Clearly you may be staring at your screens with befuddlement, ‘How could I possibly see this as anything other than a huge luxury and opportunity?’ But having been robbed of my seemingly God-given rights of self-determination once, I now feel more cautious and nervous about next steps. I am also wary of the weight of my own expectations, let alone those of others.
 

Nevertheless, it is time to be brave. To stop treading water, swim to the side of the pool and climb out. To embrace the as-yet uncarved stone tablet of my future and, perhaps, to bid farewell to this particular outlet.
 

Writing in this way has brought me the most tremendous support and indeed joy through a very tough period.
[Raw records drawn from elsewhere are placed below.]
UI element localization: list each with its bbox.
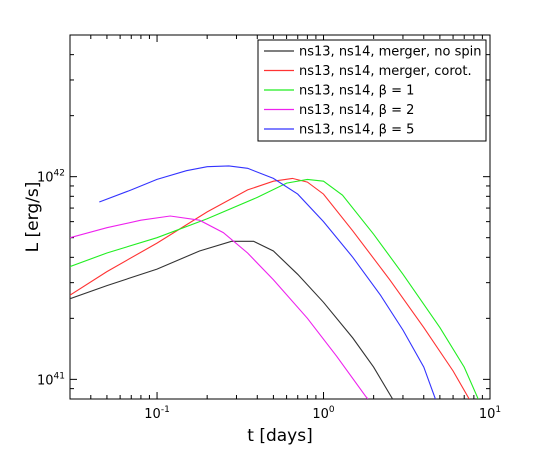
series-lines: [70, 165, 479, 399]
x-tick-base: 10: [312, 407, 329, 422]
x-tick-exponent: -1: [161, 405, 170, 415]
y-tick-exponent: 41: [54, 371, 65, 381]
x-tick-label: 10-1: [144, 405, 170, 422]
y-axis-label: L [erg/s]: [23, 182, 43, 253]
y-tick-exponent: 42: [54, 169, 65, 179]
series-line-3: [70, 178, 479, 399]
legend-label-4: ns13, ns14, β = 2: [299, 103, 414, 118]
y-tick-base: 10: [37, 373, 54, 388]
series-line-5: [99, 165, 436, 399]
series-line-1: [70, 240, 394, 399]
legend-box: [257, 39, 487, 142]
ticks: [69, 34, 491, 400]
x-tick-base: 10: [479, 407, 496, 422]
legend-label-3: ns13, ns14, β = 1: [299, 84, 414, 99]
x-tick-label: 100: [312, 405, 335, 422]
legend-label-5: ns13, ns14, β = 5: [299, 123, 414, 138]
x-tick-exponent: 0: [329, 405, 335, 415]
y-tick-label: 1041: [37, 371, 65, 388]
legend: ns13, ns14, merger, no spin ns13, ns14, m…: [257, 39, 487, 142]
series-line-4: [70, 215, 369, 399]
y-tick-base: 10: [37, 171, 54, 186]
legend-label-1: ns13, ns14, merger, no spin: [299, 45, 481, 60]
x-tick-label: 101: [479, 405, 501, 422]
legend-label-2: ns13, ns14, merger, corot.: [299, 64, 472, 79]
x-tick-base: 10: [144, 407, 161, 422]
x-tick-exponent: 1: [495, 405, 501, 415]
x-axis-label: t [days]: [247, 426, 312, 446]
y-tick-label: 1042: [37, 169, 65, 186]
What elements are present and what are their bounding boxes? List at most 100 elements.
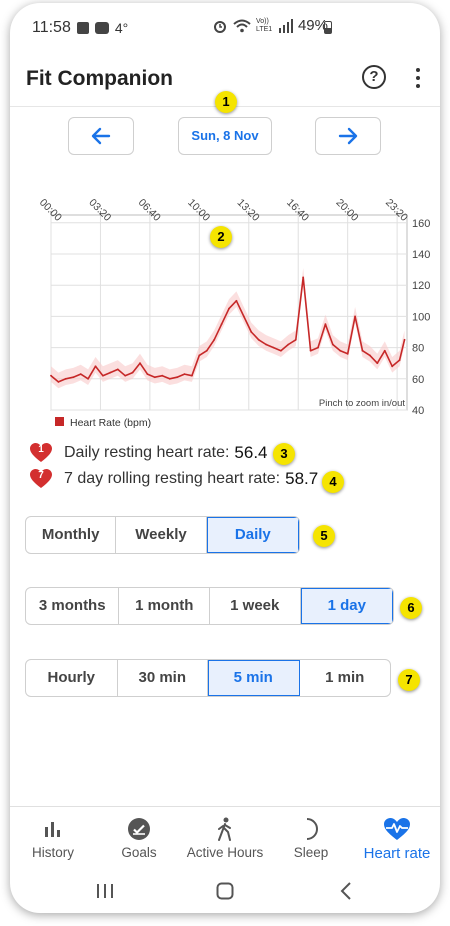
x-tick-label: 00:00 [37, 197, 64, 224]
tab-1-day[interactable]: 1 day [300, 588, 393, 624]
data-point [398, 359, 401, 361]
heart-rate-chart[interactable]: 40 60 80 100 120 140 160 00:00 03:20 06:40 10:00 13… [26, 179, 430, 429]
marker-3: 3 [273, 443, 295, 465]
wifi-icon [233, 19, 251, 32]
data-point [265, 343, 267, 346]
nav-active-hours[interactable]: Active Hours [182, 807, 268, 868]
y-tick-label: 120 [412, 280, 430, 292]
legend-label: Heart Rate (bpm) [70, 417, 151, 429]
data-point [72, 376, 75, 379]
phone-frame: 11:58 4° Vo)) LTE1 49% Fit Companion ? 1… [10, 3, 440, 913]
data-point [272, 346, 275, 349]
tab-3-months[interactable]: 3 months [26, 588, 120, 624]
data-point [302, 276, 305, 279]
x-tick-label: 13:20 [235, 197, 262, 224]
walking-icon [218, 817, 231, 841]
tab-daily[interactable]: Daily [206, 517, 299, 553]
marker-7: 7 [398, 669, 420, 691]
system-navigation-bar [10, 868, 440, 913]
battery-percent: 49% [297, 17, 328, 34]
home-icon[interactable] [216, 882, 234, 900]
tab-1-week[interactable]: 1 week [210, 588, 301, 624]
more-options-button[interactable] [408, 65, 428, 91]
notification-icon [76, 22, 89, 34]
daily-badge-number: 1 [38, 444, 44, 455]
data-point [403, 338, 406, 341]
x-tick-label: 06:40 [136, 197, 163, 224]
heart-pulse-icon [384, 818, 410, 840]
data-point [168, 377, 171, 380]
data-point [205, 349, 208, 352]
data-point [309, 349, 312, 352]
data-point [383, 349, 386, 352]
tab-monthly[interactable]: Monthly [26, 517, 117, 553]
moon-icon [306, 818, 318, 840]
data-point [87, 377, 89, 380]
data-point [331, 343, 334, 346]
back-icon[interactable] [340, 882, 352, 900]
next-day-button[interactable] [315, 117, 381, 155]
data-point [257, 338, 260, 341]
marker-1: 1 [215, 91, 237, 113]
status-temp: 4° [114, 20, 129, 36]
data-point [250, 331, 253, 333]
nav-history-label: History [31, 845, 74, 860]
x-tick-label: 16:40 [284, 197, 311, 224]
nav-active-hours-label: Active Hours [186, 845, 264, 860]
arrow-right-icon [338, 127, 358, 145]
daily-resting-value: 56.4 [234, 443, 268, 462]
y-tick-label: 60 [412, 374, 424, 386]
heart-badge-icon: 1 [30, 443, 52, 463]
tab-hourly[interactable]: Hourly [26, 660, 118, 696]
date-selector-button[interactable]: Sun, 8 Nov [178, 117, 272, 155]
data-point [235, 299, 238, 302]
data-point [94, 365, 97, 368]
bar-chart-icon [45, 822, 60, 837]
range-selector: 3 months 1 month 1 week 1 day [25, 587, 394, 625]
tab-5-min[interactable]: 5 min [208, 660, 300, 696]
help-button[interactable]: ? [362, 65, 386, 89]
data-point [79, 373, 82, 376]
tab-1-min[interactable]: 1 min [325, 669, 365, 686]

I find myself at a loss to express my humble gratitude to everyone that has bothered to connect, to respond, to offer comfort; it has brought me more strength and happiness that I feel capable of articulating.
 

So, let me leave you with the following semi-ending as a potential pause for thought…
 

“With tears of gratitude dancing in her eyes she blew kisses to her magnificent friends, waved fondly to several incredible clinicians, shut down her laptop, put on her running shoes and jogged off homewards keen to embrace fresh adventures, armed with a pen, a curious mind and tremendously thankful for and humbled by the love and affection of her family and friends.
 

Who could ask for a better semi-ending than that?